Howard Hawks' Only Angels Have Wings tells the story of the men and women who flew mail over the Andes Mountains back in the 1930s. This was at a time when airplanes where largely wood framed craft covered with cloth and powered by temperamental engines that could barely get planes over the high Andes passes. Many craft were lost, along with the pilots who flew them. The French aviator Antoine de Saint-Exupéry wrote about the experience in his novel Night Flight which was given the Hollywood treatment in 1933. I've never seen that film, but I seriously doubt that it could be better than Hawks' film. Hawks was, after all, a master at creating atmosphere and winding up the tension.

Only Angels Have Wings follows the adventures of an air cargo service run by Geoff Carter (Cary Grant) and Dutchy (Sig Raumann). Geoff and his crew - The Kidd (Thomas Mitchell), Les (Allyn Joslyn), Sparks (Victor Killian), and Joe (Noah Berry, Jr.) - fly mail and freight to villages and mining camps on the other side of the mountains. It's hard dangerous work in planes that are barely able to make the flights. Some of the planes have been patched back together so many times that they are little more the chewing gum and bailing wire. The pilots who fly the route are men who have exhausted all of their other career opportunities - they do this job because it's the only flying job they can get. They're fearless, even reckless, but they get the mail through. Into this cocky group of men comes Bonnie Lee (Jean Arthur), a nightclub singer touring South America. She falls for Geoff, but he was burned in the past and is not having any part of her. She decides to stay on for a bit to see if she can't get him to change his mind. Meanwhile, Bat MacPherson (Richard Barthelmess) arrives with his wife, Judy (Rita Hayworth). Bat has come to sign on as a new pilot, but he's responsible for the death of the Kid's brother years earlier and Judy is the woman who broke Geoff's heart. As if this weren't enough, Geoff and Dutchy have to make a certain number of flights in order to win a lucrative contract, but the weather is getting worse and they're running out of lanes and fit pilots.
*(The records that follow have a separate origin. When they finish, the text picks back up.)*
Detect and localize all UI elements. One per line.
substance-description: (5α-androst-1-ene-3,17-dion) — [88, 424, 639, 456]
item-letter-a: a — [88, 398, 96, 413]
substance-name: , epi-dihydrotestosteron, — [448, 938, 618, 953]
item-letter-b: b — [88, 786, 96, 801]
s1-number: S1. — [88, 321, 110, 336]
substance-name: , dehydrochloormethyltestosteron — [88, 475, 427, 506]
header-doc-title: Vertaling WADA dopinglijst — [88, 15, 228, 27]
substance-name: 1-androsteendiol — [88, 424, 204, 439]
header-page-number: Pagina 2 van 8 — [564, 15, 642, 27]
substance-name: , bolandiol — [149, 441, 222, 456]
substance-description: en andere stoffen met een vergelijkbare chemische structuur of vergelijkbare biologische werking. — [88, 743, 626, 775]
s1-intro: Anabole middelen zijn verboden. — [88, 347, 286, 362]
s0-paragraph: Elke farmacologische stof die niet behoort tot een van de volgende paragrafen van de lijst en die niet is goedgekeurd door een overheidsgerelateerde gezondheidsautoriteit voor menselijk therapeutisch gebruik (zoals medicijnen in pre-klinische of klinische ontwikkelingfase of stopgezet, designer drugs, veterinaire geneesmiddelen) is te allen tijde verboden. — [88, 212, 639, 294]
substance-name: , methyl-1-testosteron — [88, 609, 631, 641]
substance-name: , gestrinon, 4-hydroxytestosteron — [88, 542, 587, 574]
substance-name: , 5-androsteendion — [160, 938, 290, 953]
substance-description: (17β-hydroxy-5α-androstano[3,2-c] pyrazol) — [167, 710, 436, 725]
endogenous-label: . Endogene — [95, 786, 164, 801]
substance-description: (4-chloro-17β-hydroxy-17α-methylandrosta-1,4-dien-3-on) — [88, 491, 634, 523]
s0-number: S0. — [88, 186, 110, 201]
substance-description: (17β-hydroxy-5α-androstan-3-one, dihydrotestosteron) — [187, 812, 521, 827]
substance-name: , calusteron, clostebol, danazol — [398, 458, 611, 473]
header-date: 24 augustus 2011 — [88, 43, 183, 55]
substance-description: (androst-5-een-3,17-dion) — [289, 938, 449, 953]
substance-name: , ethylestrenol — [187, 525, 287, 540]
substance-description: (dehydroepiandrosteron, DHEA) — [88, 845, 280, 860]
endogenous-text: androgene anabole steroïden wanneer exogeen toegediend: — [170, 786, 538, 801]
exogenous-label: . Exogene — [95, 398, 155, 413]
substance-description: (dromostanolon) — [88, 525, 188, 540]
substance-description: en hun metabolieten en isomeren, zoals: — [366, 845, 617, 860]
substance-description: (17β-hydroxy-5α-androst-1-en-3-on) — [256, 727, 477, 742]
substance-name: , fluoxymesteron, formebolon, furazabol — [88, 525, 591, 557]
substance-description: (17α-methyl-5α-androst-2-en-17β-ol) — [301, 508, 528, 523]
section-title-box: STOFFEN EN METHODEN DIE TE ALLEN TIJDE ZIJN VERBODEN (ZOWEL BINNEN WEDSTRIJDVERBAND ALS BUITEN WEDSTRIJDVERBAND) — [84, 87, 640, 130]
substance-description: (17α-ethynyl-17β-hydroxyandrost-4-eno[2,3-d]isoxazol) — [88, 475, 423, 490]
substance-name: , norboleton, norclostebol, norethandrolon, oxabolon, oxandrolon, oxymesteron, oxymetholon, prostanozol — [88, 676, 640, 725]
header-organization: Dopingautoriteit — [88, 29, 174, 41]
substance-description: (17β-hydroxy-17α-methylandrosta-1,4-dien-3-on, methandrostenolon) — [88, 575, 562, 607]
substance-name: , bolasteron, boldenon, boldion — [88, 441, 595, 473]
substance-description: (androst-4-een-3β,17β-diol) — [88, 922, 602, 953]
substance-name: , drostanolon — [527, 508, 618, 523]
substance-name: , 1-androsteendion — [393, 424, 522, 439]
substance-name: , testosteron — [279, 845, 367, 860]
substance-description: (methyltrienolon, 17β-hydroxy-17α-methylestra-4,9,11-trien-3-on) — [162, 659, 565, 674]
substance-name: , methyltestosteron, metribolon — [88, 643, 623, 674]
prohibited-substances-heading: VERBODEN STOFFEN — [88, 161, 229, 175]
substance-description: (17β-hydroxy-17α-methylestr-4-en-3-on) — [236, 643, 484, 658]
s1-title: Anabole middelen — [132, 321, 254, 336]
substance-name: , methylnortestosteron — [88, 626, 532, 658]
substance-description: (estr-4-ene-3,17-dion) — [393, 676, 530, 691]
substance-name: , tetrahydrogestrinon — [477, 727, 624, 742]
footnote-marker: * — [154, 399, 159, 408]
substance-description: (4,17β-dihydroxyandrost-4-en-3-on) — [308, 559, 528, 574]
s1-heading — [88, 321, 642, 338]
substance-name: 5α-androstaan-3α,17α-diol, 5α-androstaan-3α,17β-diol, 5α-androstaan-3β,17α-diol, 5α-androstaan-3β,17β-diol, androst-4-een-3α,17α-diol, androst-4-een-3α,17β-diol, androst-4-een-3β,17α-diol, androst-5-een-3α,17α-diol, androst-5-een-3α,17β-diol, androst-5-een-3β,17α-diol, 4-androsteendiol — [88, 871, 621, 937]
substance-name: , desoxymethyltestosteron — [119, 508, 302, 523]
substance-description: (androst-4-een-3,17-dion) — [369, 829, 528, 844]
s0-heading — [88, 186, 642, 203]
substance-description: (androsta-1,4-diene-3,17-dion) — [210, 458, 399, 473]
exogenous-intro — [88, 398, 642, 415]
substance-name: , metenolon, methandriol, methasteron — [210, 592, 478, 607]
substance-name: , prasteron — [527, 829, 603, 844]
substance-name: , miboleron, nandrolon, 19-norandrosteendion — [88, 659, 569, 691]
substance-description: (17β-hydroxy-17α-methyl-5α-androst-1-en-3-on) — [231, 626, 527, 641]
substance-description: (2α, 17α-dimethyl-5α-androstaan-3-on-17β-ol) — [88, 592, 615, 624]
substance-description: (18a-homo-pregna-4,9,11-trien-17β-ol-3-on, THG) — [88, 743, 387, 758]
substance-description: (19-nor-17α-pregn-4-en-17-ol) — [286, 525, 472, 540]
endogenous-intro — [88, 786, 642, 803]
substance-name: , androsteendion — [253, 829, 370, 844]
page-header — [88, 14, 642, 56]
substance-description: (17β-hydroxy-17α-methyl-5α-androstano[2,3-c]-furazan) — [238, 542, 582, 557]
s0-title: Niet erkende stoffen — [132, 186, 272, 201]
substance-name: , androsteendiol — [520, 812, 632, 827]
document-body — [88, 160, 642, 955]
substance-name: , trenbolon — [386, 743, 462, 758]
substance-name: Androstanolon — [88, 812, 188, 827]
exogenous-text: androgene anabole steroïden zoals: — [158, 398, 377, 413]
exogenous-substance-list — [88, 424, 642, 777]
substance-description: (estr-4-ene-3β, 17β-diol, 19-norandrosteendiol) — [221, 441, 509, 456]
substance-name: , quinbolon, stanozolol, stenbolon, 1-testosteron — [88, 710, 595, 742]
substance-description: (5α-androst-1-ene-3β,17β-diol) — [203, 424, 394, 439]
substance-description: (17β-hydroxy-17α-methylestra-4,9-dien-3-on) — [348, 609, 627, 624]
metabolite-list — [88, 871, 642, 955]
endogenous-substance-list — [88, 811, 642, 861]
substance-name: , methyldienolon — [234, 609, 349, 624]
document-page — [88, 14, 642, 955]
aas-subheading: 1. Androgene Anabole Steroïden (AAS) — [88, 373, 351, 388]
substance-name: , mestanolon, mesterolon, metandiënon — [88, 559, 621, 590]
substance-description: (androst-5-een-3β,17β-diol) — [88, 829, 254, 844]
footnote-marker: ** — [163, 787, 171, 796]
With all of the pieces in place, Hawks slowly ratchets up the tension as the flights become more dangerous and plane after plane crashes. The tension also grows between Judy, Geoff and Bonnie, as Geoff tries to forget about the former and open himself up to the latter. And all of this takes place against the backdrop of a rustic bar and a tiny airport somewhere on the coast of South America during the Great Depression. These are people with nothing to go home to and nothing to lose, fighting a desperate battle - pitting canvas, wood, and steel against nature itself - to create a business and a life they can call their own. But with all of the death and injury portrayed, Only Angels Have Wings is ultimately a story of hope, a story of how it is possible to prevail against the all the odds if you believe in your dream hard enough.

Only Angels Have Wings is rated G and is available in glorious black and white.